Ревизор покосился на ребят.
— Идите отсюда! — цыкнул на них Кузьма, и они гуськом засеменили в свою комнату.
— Я завтра еду дальше, — придвигаясь к Кузьме, негромко начал ревизор. — Мне надо будет еще в двух магазинах сделать учет. Это примерно дней на пять работы. А через пять дней… — Он замялся. — Одним словом, если вы за это время внесете деньги… Вы меня понимаете?
— Чего же не понять, — откликнулся Кузьма.
— Я же вижу: ребятишки, — сказал ревизор. — Ну, осудят ее, дадут срок…
Кузьма смотрел на него с жалкой подергивающейся улыбкой.
— Только поймите: об этом никто не должен знать. Я не имею права так делать.

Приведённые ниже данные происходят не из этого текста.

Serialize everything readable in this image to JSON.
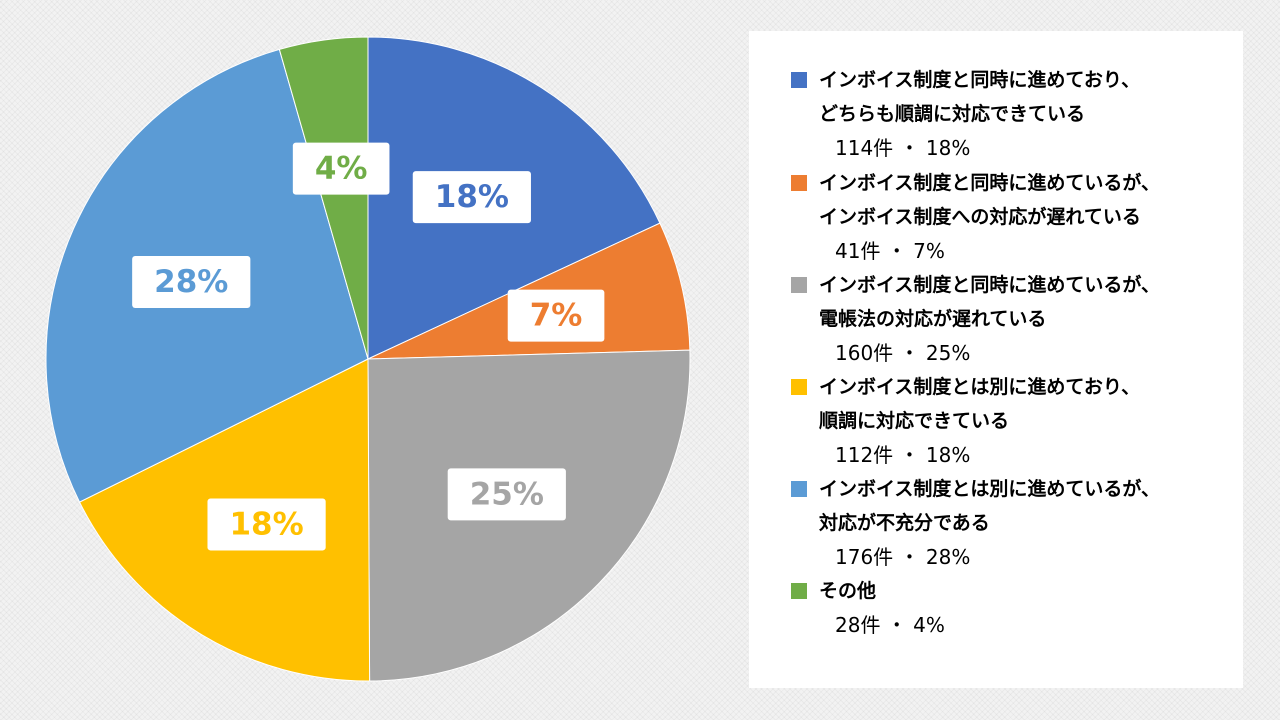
{
  "chart_data": {
    "type": "pie",
    "slices": [
      {
        "name": "インボイス制度と同時に進めており、どちらも順調に対応できている",
        "lines": [
          "インボイス制度と同時に進めており、",
          "どちらも順調に対応できている"
        ],
        "count_label": "114件 ・ 18%",
        "value": 114,
        "percent_label": "18%",
        "color": "#4472C4",
        "label_color": "#4472C4"
      },
      {
        "name": "インボイス制度と同時に進めているが、インボイス制度への対応が遅れている",
        "lines": [
          "インボイス制度と同時に進めているが、",
          "インボイス制度への対応が遅れている"
        ],
        "count_label": "41件 ・ 7%",
        "value": 41,
        "percent_label": "7%",
        "color": "#ED7D31",
        "label_color": "#ED7D31"
      },
      {
        "name": "インボイス制度と同時に進めているが、電帳法の対応が遅れている",
        "lines": [
          "インボイス制度と同時に進めているが、",
          "電帳法の対応が遅れている"
        ],
        "count_label": "160件 ・ 25%",
        "value": 160,
        "percent_label": "25%",
        "color": "#A5A5A5",
        "label_color": "#A5A5A5"
      },
      {
        "name": "インボイス制度とは別に進めており、順調に対応できている",
        "lines": [
          "インボイス制度とは別に進めており、",
          "順調に対応できている"
        ],
        "count_label": "112件 ・ 18%",
        "value": 112,
        "percent_label": "18%",
        "color": "#FFC000",
        "label_color": "#FFC000"
      },
      {
        "name": "インボイス制度とは別に進めているが、対応が不充分である",
        "lines": [
          "インボイス制度とは別に進めているが、",
          "対応が不充分である"
        ],
        "count_label": "176件 ・ 28%",
        "value": 176,
        "percent_label": "28%",
        "color": "#5B9BD5",
        "label_color": "#5B9BD5"
      },
      {
        "name": "その他",
        "lines": [
          "その他"
        ],
        "count_label": "28件 ・ 4%",
        "value": 28,
        "percent_label": "4%",
        "color": "#70AD47",
        "label_color": "#70AD47"
      }
    ],
    "legend_position": "right"
  }
}
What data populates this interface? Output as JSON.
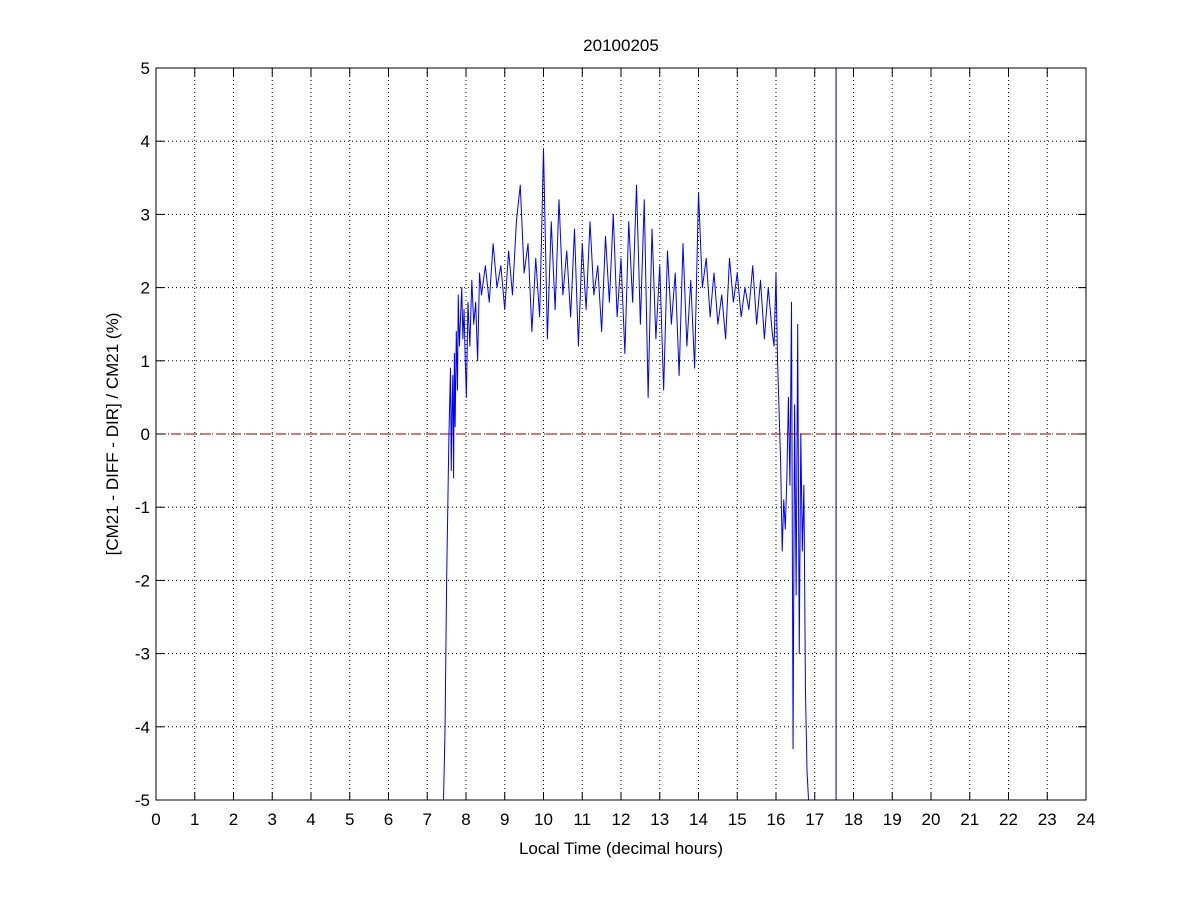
{
  "chart_data": {
    "type": "line",
    "title": "20100205",
    "xlabel": "Local Time (decimal hours)",
    "ylabel": "[CM21 - DIFF - DIR] / CM21 (%)",
    "xlim": [
      0,
      24
    ],
    "ylim": [
      -5,
      5
    ],
    "xticks": [
      0,
      1,
      2,
      3,
      4,
      5,
      6,
      7,
      8,
      9,
      10,
      11,
      12,
      13,
      14,
      15,
      16,
      17,
      18,
      19,
      20,
      21,
      22,
      23,
      24
    ],
    "yticks": [
      -5,
      -4,
      -3,
      -2,
      -1,
      0,
      1,
      2,
      3,
      4,
      5
    ],
    "grid": true,
    "legend": "none",
    "series": [
      {
        "color": "#0000ff",
        "style": "solid",
        "x": [
          7.42,
          7.46,
          7.5,
          7.53,
          7.56,
          7.6,
          7.62,
          7.64,
          7.66,
          7.68,
          7.7,
          7.72,
          7.75,
          7.78,
          7.8,
          7.83,
          7.86,
          7.89,
          7.92,
          7.95,
          7.98,
          8.01,
          8.05,
          8.1,
          8.15,
          8.2,
          8.25,
          8.3,
          8.35,
          8.4,
          8.5,
          8.6,
          8.7,
          8.8,
          8.9,
          9.0,
          9.1,
          9.2,
          9.3,
          9.4,
          9.5,
          9.6,
          9.7,
          9.8,
          9.9,
          9.95,
          10.0,
          10.05,
          10.1,
          10.2,
          10.3,
          10.4,
          10.5,
          10.6,
          10.7,
          10.8,
          10.9,
          11.0,
          11.1,
          11.2,
          11.3,
          11.4,
          11.5,
          11.6,
          11.7,
          11.8,
          11.9,
          12.0,
          12.1,
          12.2,
          12.3,
          12.4,
          12.5,
          12.6,
          12.7,
          12.8,
          12.9,
          13.0,
          13.1,
          13.2,
          13.3,
          13.4,
          13.5,
          13.6,
          13.7,
          13.8,
          13.9,
          14.0,
          14.1,
          14.2,
          14.3,
          14.4,
          14.5,
          14.6,
          14.7,
          14.8,
          14.9,
          15.0,
          15.1,
          15.2,
          15.3,
          15.4,
          15.5,
          15.6,
          15.7,
          15.8,
          15.9,
          15.95,
          16.0,
          16.04,
          16.08,
          16.12,
          16.16,
          16.2,
          16.24,
          16.28,
          16.32,
          16.36,
          16.4,
          16.44,
          16.48,
          16.52,
          16.56,
          16.6,
          16.64,
          16.68,
          16.72,
          16.76,
          16.8,
          16.84
        ],
        "y": [
          -5.0,
          -4.0,
          -2.0,
          -1.0,
          0.0,
          0.9,
          -0.5,
          0.3,
          0.8,
          -0.6,
          1.1,
          0.1,
          1.4,
          0.6,
          1.9,
          1.2,
          1.6,
          2.0,
          1.3,
          1.7,
          1.0,
          0.5,
          1.8,
          1.2,
          2.1,
          1.5,
          1.8,
          1.0,
          2.2,
          1.9,
          2.3,
          1.8,
          2.6,
          2.0,
          2.3,
          1.7,
          2.5,
          1.9,
          2.9,
          3.4,
          2.2,
          2.6,
          1.4,
          2.4,
          1.6,
          2.7,
          3.9,
          2.6,
          1.3,
          2.9,
          1.7,
          3.2,
          1.9,
          2.5,
          1.6,
          2.8,
          1.2,
          2.6,
          1.7,
          2.9,
          1.9,
          2.3,
          1.4,
          2.7,
          1.8,
          3.0,
          1.6,
          2.4,
          1.1,
          2.9,
          1.8,
          3.4,
          1.5,
          3.2,
          0.5,
          2.8,
          1.3,
          2.3,
          0.6,
          2.5,
          1.5,
          2.2,
          0.8,
          2.6,
          1.2,
          2.1,
          0.9,
          3.3,
          2.0,
          2.4,
          1.6,
          2.2,
          1.5,
          1.9,
          1.3,
          2.4,
          1.8,
          2.2,
          1.6,
          2.0,
          1.7,
          2.3,
          1.5,
          2.1,
          1.3,
          2.0,
          1.4,
          1.2,
          2.2,
          1.0,
          0.3,
          -0.4,
          -1.6,
          -0.9,
          -1.3,
          -0.6,
          0.5,
          -0.7,
          1.8,
          -4.3,
          0.4,
          -2.2,
          1.5,
          -3.0,
          0.0,
          -1.6,
          -0.7,
          -3.5,
          -4.6,
          -5.0
        ]
      },
      {
        "color": "#8b0000",
        "style": "dashed",
        "x": [
          0,
          24
        ],
        "y": [
          0,
          0
        ]
      },
      {
        "color": "#00008b",
        "style": "solid",
        "x": [
          17.55,
          17.55
        ],
        "y": [
          -5,
          5
        ]
      }
    ]
  }
}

Я сам рискую.
— Понятно, понятно.
— Собирайте деньги, и мы постараемся это дело замять.
— Тысячу рублей, — сказал Кузьма.
— Да.
— Понятно, тысячу рублей, одну тысячу. Мы соберем. Нельзя ее судить. Я с ней много лет живу, ребятишки у нас.
Ревизор поднялся.
— Спасибо тебе, — сказал Кузьма и, кивая, пожал ревизору руку. Тот ушел. Во дворе за ним скрипнула калитка, перед окнами прозвучали и затихли шаги.
Кузьма остался один. Он пошел на кухню, сел перед не топленной со вчерашнего дня печкой и, опустив голову, сидел так долго-долго. Он ни о чем не думал — для этого уже не было сил, он застыл, и только голова его опускалась все ниже и ниже. Прошел час, второй, наступила ночь.
— Папа!
Кузьма медленно поднял голову. Перед ним стоял Витька — босиком, в майке.
— Чего тебе?
— Папа, у нас все в порядке будет?
Кузьма кивнул. Но Витька не уходил, ему надо было, чтобы отец сказал это словами.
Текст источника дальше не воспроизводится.